Tuesday, October 30, 2007

The Grief of Remembering

Last Thursday Anna was fine in the morning, but in the afternoon she was inconsolable. At naptime she cried and cried for no discernible reason. She didn't need anything, and I wasn't trying to make her do anything (like sleep) that she would resist--in fact, she was clinging onto me for dear life, in contrast to her anxious behavior yesterday (more on that in another post).
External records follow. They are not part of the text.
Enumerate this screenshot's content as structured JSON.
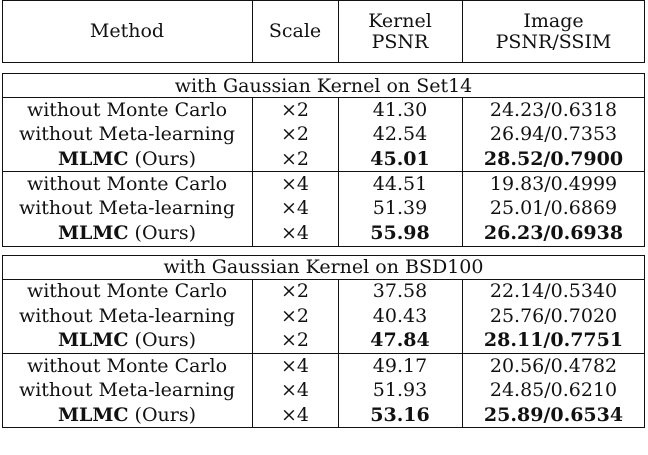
{
  "header": {
    "method": "Method",
    "scale": "Scale",
    "kernel_psnr_line1": "Kernel",
    "kernel_psnr_line2": "PSNR",
    "image_line1": "Image",
    "image_line2": "PSNR/SSIM"
  },
  "sections": [
    {
      "title": "with Gaussian Kernel on Set14",
      "groups": [
        [
          {
            "method": "without Monte Carlo",
            "scale": "×2",
            "kernel": "41.30",
            "image": "24.23/0.6318"
          },
          {
            "method": "without Meta-learning",
            "scale": "×2",
            "kernel": "42.54",
            "image": "26.94/0.7353"
          },
          {
            "method_bold": "MLMC",
            "method_rest": " (Ours)",
            "scale": "×2",
            "kernel": "45.01",
            "image": "28.52/0.7900"
          }
        ],
        [
          {
            "method": "without Monte Carlo",
            "scale": "×4",
            "kernel": "44.51",
            "image": "19.83/0.4999"
          },
          {
            "method": "without Meta-learning",
            "scale": "×4",
            "kernel": "51.39",
            "image": "25.01/0.6869"
          },
          {
            "method_bold": "MLMC",
            "method_rest": " (Ours)",
            "scale": "×4",
            "kernel": "55.98",
            "image": "26.23/0.6938"
          }
        ]
      ]
    },
    {
      "title": "with Gaussian Kernel on BSD100",
      "groups": [
        [
          {
            "method": "without Monte Carlo",
            "scale": "×2",
            "kernel": "37.58",
            "image": "22.14/0.5340"
          },
          {
            "method": "without Meta-learning",
            "scale": "×2",
            "kernel": "40.43",
            "image": "25.76/0.7020"
          },
          {
            "method_bold": "MLMC",
            "method_rest": " (Ours)",
            "scale": "×2",
            "kernel": "47.84",
            "image": "28.11/0.7751"
          }
        ],
        [
          {
            "method": "without Monte Carlo",
            "scale": "×4",
            "kernel": "49.17",
            "image": "20.56/0.4782"
          },
          {
            "method": "without Meta-learning",
            "scale": "×4",
            "kernel": "51.93",
            "image": "24.85/0.6210"
          },
          {
            "method_bold": "MLMC",
            "method_rest": " (Ours)",
            "scale": "×4",
            "kernel": "53.16",
            "image": "25.89/0.6534"
          }
        ]
      ]
    }
  ]
}
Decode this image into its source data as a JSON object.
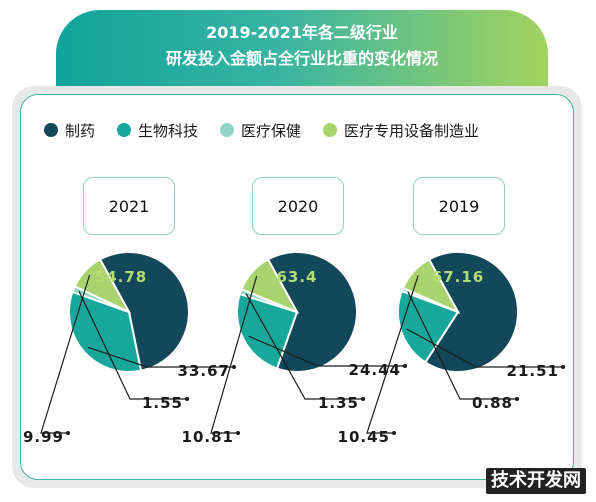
{
  "title_line1": "2019-2021年各二级行业",
  "title_line2": "研发投入金额占全行业比重的变化情况",
  "watermark": "技术开发网",
  "chart_data": {
    "type": "pie",
    "legend_position": "top",
    "legend": [
      {
        "name": "制药",
        "color": "#13475a"
      },
      {
        "name": "生物科技",
        "color": "#18a79b"
      },
      {
        "name": "医疗保健",
        "color": "#8fd4c4"
      },
      {
        "name": "医疗专用设备制造业",
        "color": "#a9d46d"
      }
    ],
    "charts": [
      {
        "year": "2021",
        "values": [
          54.78,
          33.67,
          1.55,
          9.99
        ]
      },
      {
        "year": "2020",
        "values": [
          63.4,
          24.44,
          1.35,
          10.81
        ]
      },
      {
        "year": "2019",
        "values": [
          67.16,
          21.51,
          0.88,
          10.45
        ]
      }
    ]
  }
}
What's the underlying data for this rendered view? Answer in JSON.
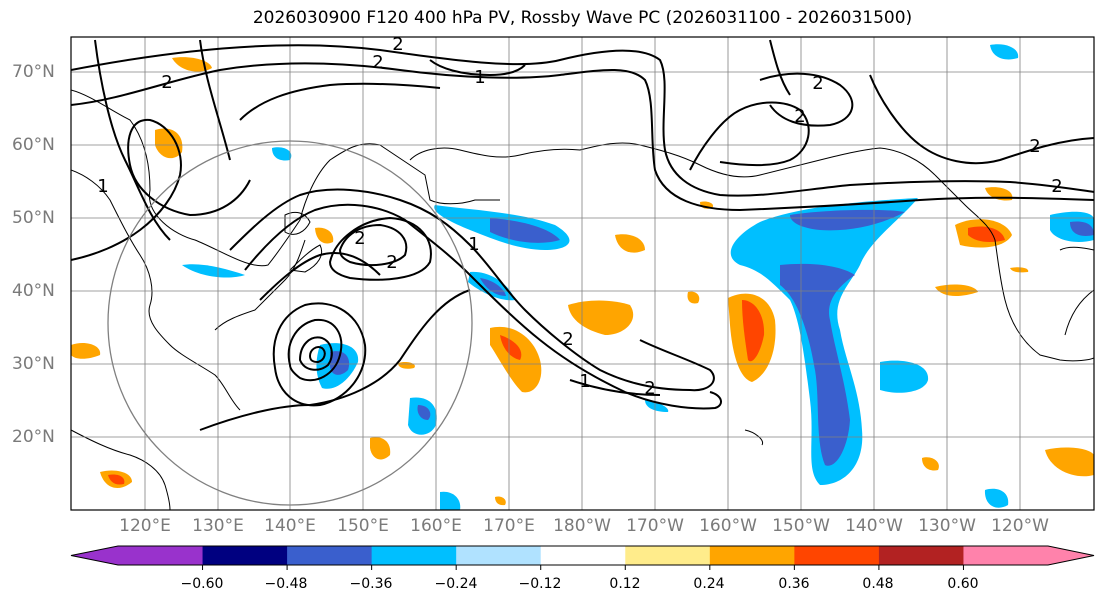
{
  "title": "2026030900 F120 400 hPa PV, Rossby Wave PC (2026031100 - 2026031500)",
  "lat_labels": [
    "70°N",
    "60°N",
    "50°N",
    "40°N",
    "30°N",
    "20°N"
  ],
  "lon_labels": [
    "120°E",
    "130°E",
    "140°E",
    "150°E",
    "160°E",
    "170°E",
    "180°W",
    "170°W",
    "160°W",
    "150°W",
    "140°W",
    "130°W",
    "120°W"
  ],
  "contour_labels": [
    "2",
    "2",
    "1",
    "2",
    "2",
    "2",
    "2",
    "1",
    "2",
    "1",
    "2",
    "2",
    "1",
    "2",
    "2"
  ],
  "colorbar": {
    "colors": [
      "#9932cc",
      "#000080",
      "#3a5fcd",
      "#00bfff",
      "#b0e2ff",
      "#ffffff",
      "#ffec8b",
      "#ffa500",
      "#ff4500",
      "#b22222",
      "#ff82ab"
    ],
    "ticks": [
      "−0.60",
      "−0.48",
      "−0.36",
      "−0.24",
      "−0.12",
      "0.12",
      "0.24",
      "0.36",
      "0.48",
      "0.60"
    ]
  },
  "colors": {
    "land_outline": "#000000",
    "grid": "#808080",
    "contour": "#000000"
  }
}
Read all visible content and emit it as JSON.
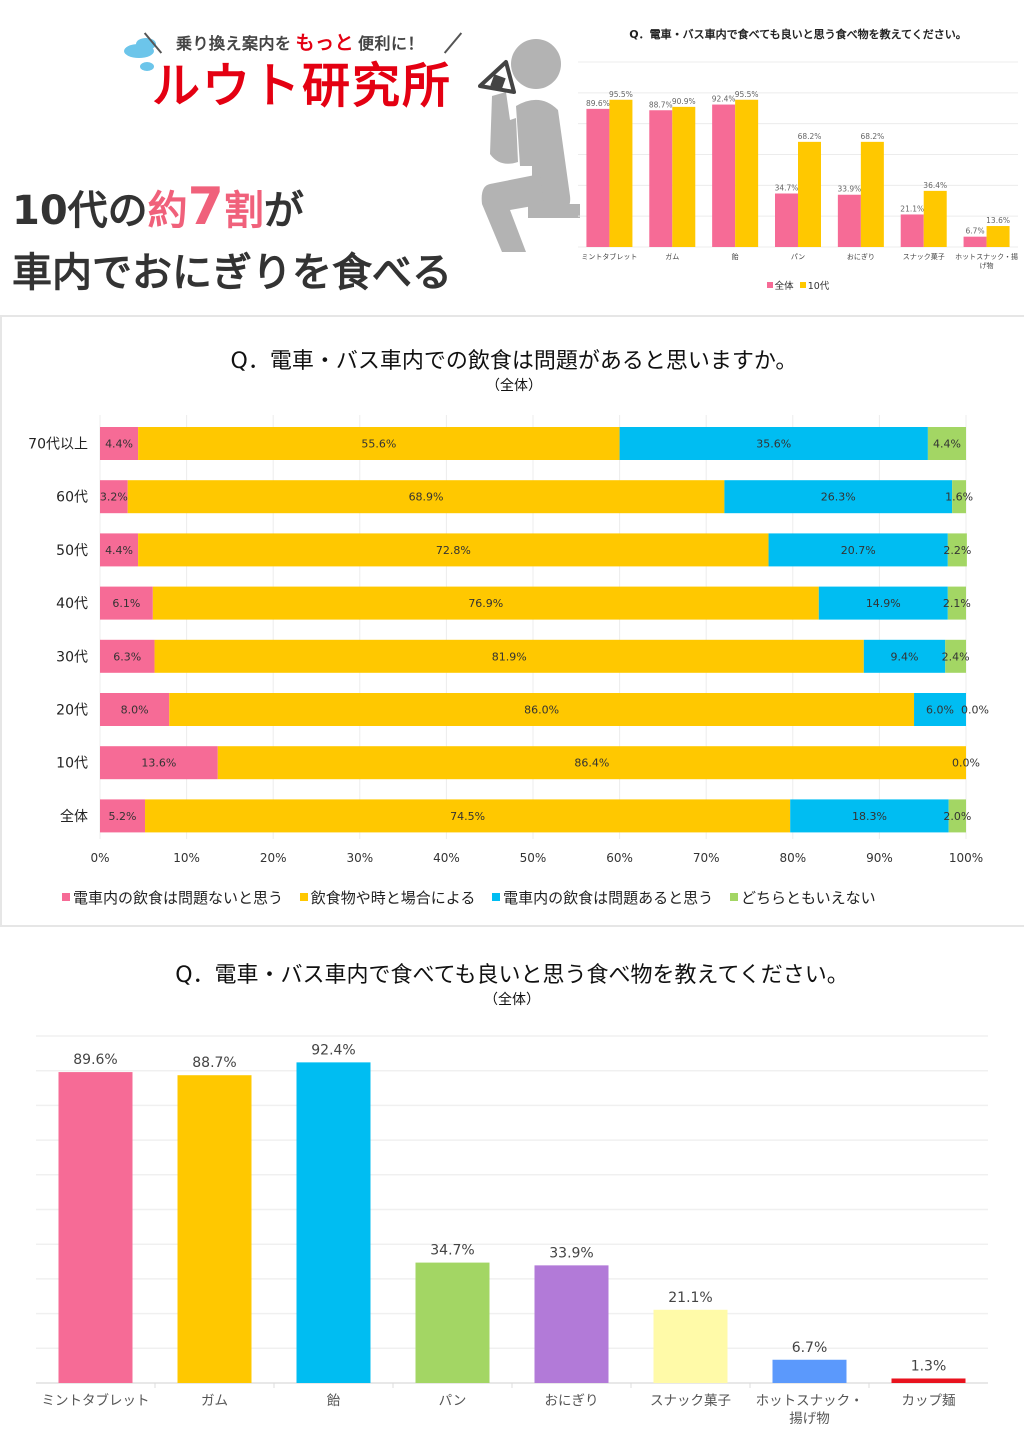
{
  "logo": {
    "tagline_before": "乗り換え案内を",
    "tagline_emph": "もっと",
    "tagline_after": "便利に！",
    "name": "ルウト研究所"
  },
  "headline": {
    "line1_a": "10代の",
    "line1_b": "約",
    "line1_c": "7",
    "line1_d": "割",
    "line1_e": "が",
    "line2": "車内でおにぎりを食べる"
  },
  "colors": {
    "pink": "#f66b96",
    "yellow": "#ffc800",
    "blue": "#00bdf2",
    "green": "#a3d664",
    "purple": "#b27ad8",
    "cream": "#fffaa8",
    "periwinkle": "#5b99fc",
    "red": "#e8131e",
    "grid": "#ececec",
    "figure_gray": "#b3b3b3"
  },
  "chart_data": [
    {
      "type": "bar",
      "title": "Q．電車・バス車内で食べても良いと思う食べ物を教えてください。",
      "categories": [
        "ミントタブレット",
        "ガム",
        "飴",
        "パン",
        "おにぎり",
        "スナック菓子",
        "ホットスナック・揚げ物"
      ],
      "series": [
        {
          "name": "全体",
          "values": [
            89.6,
            88.7,
            92.4,
            34.7,
            33.9,
            21.1,
            6.7
          ],
          "labels": [
            "89.6%",
            "88.7%",
            "92.4%",
            "34.7%",
            "33.9%",
            "21.1%",
            "6.7%"
          ]
        },
        {
          "name": "10代",
          "values": [
            95.5,
            90.9,
            95.5,
            68.2,
            68.2,
            36.4,
            13.6
          ],
          "labels": [
            "95.5%",
            "90.9%",
            "95.5%",
            "68.2%",
            "68.2%",
            "36.4%",
            "13.6%"
          ]
        }
      ],
      "ylim": [
        0,
        120
      ],
      "grid": true,
      "legend": "bottom"
    },
    {
      "type": "bar",
      "orientation": "horizontal-stacked",
      "title": "Q．電車・バス車内での飲食は問題があると思いますか。",
      "subtitle": "（全体）",
      "categories": [
        "70代以上",
        "60代",
        "50代",
        "40代",
        "30代",
        "20代",
        "10代",
        "全体"
      ],
      "series": [
        {
          "name": "電車内の飲食は問題ないと思う",
          "values": [
            4.4,
            3.2,
            4.4,
            6.1,
            6.3,
            8.0,
            13.6,
            5.2
          ],
          "labels": [
            "4.4%",
            "3.2%",
            "4.4%",
            "6.1%",
            "6.3%",
            "8.0%",
            "13.6%",
            "5.2%"
          ]
        },
        {
          "name": "飲食物や時と場合による",
          "values": [
            55.6,
            68.9,
            72.8,
            76.9,
            81.9,
            86.0,
            86.4,
            74.5
          ],
          "labels": [
            "55.6%",
            "68.9%",
            "72.8%",
            "76.9%",
            "81.9%",
            "86.0%",
            "86.4%",
            "74.5%"
          ]
        },
        {
          "name": "電車内の飲食は問題あると思う",
          "values": [
            35.6,
            26.3,
            20.7,
            14.9,
            9.4,
            6.0,
            0.0,
            18.3
          ],
          "labels": [
            "35.6%",
            "26.3%",
            "20.7%",
            "14.9%",
            "9.4%",
            "6.0%",
            "",
            "18.3%"
          ]
        },
        {
          "name": "どちらともいえない",
          "values": [
            4.4,
            1.6,
            2.2,
            2.1,
            2.4,
            0.0,
            0.0,
            2.0
          ],
          "labels": [
            "4.4%",
            "1.6%",
            "2.2%",
            "2.1%",
            "2.4%",
            "0.0%",
            "0.0%",
            "2.0%"
          ]
        }
      ],
      "xticks": [
        "0%",
        "10%",
        "20%",
        "30%",
        "40%",
        "50%",
        "60%",
        "70%",
        "80%",
        "90%",
        "100%"
      ],
      "xlim": [
        0,
        100
      ],
      "grid": true,
      "legend": "bottom"
    },
    {
      "type": "bar",
      "title": "Q．電車・バス車内で食べても良いと思う食べ物を教えてください。",
      "subtitle": "（全体）",
      "categories": [
        "ミントタブレット",
        "ガム",
        "飴",
        "パン",
        "おにぎり",
        "スナック菓子",
        "ホットスナック・揚げ物",
        "カップ麺"
      ],
      "category_lines": [
        [
          "ミントタブレット"
        ],
        [
          "ガム"
        ],
        [
          "飴"
        ],
        [
          "パン"
        ],
        [
          "おにぎり"
        ],
        [
          "スナック菓子"
        ],
        [
          "ホットスナック・",
          "揚げ物"
        ],
        [
          "カップ麺"
        ]
      ],
      "values": [
        89.6,
        88.7,
        92.4,
        34.7,
        33.9,
        21.1,
        6.7,
        1.3
      ],
      "labels": [
        "89.6%",
        "88.7%",
        "92.4%",
        "34.7%",
        "33.9%",
        "21.1%",
        "6.7%",
        "1.3%"
      ],
      "bar_colors": [
        "#f66b96",
        "#ffc800",
        "#00bdf2",
        "#a3d664",
        "#b27ad8",
        "#fffaa8",
        "#5b99fc",
        "#e8131e"
      ],
      "ylim": [
        0,
        100
      ],
      "grid": true
    }
  ]
}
She just seemed . . . sad. Grieving.

I do believe infants grieve, and our precious child has experienced much loss in her short life. Perhaps it catches up to her unexpectedly, at seemingly peaceful times, as grief does to all of us.

What's a mother to do?

I did all I could do, all any of us can do for each other. I held her tight as she buried her face in my neck and squeezed fistfulls of my shirt and lifted her face and howled to the heavens and pressed against me again as if to climb inside. I told her over and over that I loved her and that I was with her. That it was okay to be sad, that I'm sad too that she's sad and that she can't know her mother in Ethiopia. That I wished we could have met her but I know, I just know like a mom knows, she misses you too. That I'm sorry she had to leave everything she knew but that I would do my best as her mama, that I would always be here, always be her mommy, always love her.

Isshy, isshy, Yegetanesh. Isshy. Okay.

In time her sobbing stopped, her breathing calmed, her body grew heavy and relaxed into deep sleep. She slept in peace and woke in peace, and our broken hearts carried us on through the day, but they remember what was lost. I promise to remember.

5 comments:

Amy said...

I have heard those howls twice in my life from Roman, and I am crying now reading your post and remembering them. You did exactly as a mama can do.

Anonymous said...

Beautiful post- you are truly a gifted writer!

~Hippie~ said...

Never forget.
Once you can no longer remember what you once knew, everything else becomes hollow.
Grief is part of remembering, and one of the most powerful aspects of it.
Continue to grieve, and I wish you all the best of luck.
Stay strong.

Josh

Chuck and Jenny said...

Wendy, I'm nearly a hysterical mess just reading this. I am absolutely convinced that this is the sleep issue that baby J is having (waking up screaming like he's being tortured and being inconsolable). I just have a feeling that this is his last big step to being fully bonded to us, and the really frustrating part is NO ONE (family wise) believes me! It's just nice to feel validated in reading what sweet baby Anna goes through. Hmm, I might have to work on a post about this.

I know it broke your heart to see her so heartbroken. You're right, we remember. We promise to always remember.

Amy said...

To validate chuck & jenny's (and your!) post, most definitely do infants grieve. Even if not the conscious "I miss what I had," just imagine - entire world turned upside down, those who comforted you are gone, and the more secure or attached they become, the more they will have episodes of crying to the point of inconsolable. Roman had his fits (with spine-shattering howls, like I said, only twice - but many afternoons/nights of sobbing) but now is a well-attached 4 year old.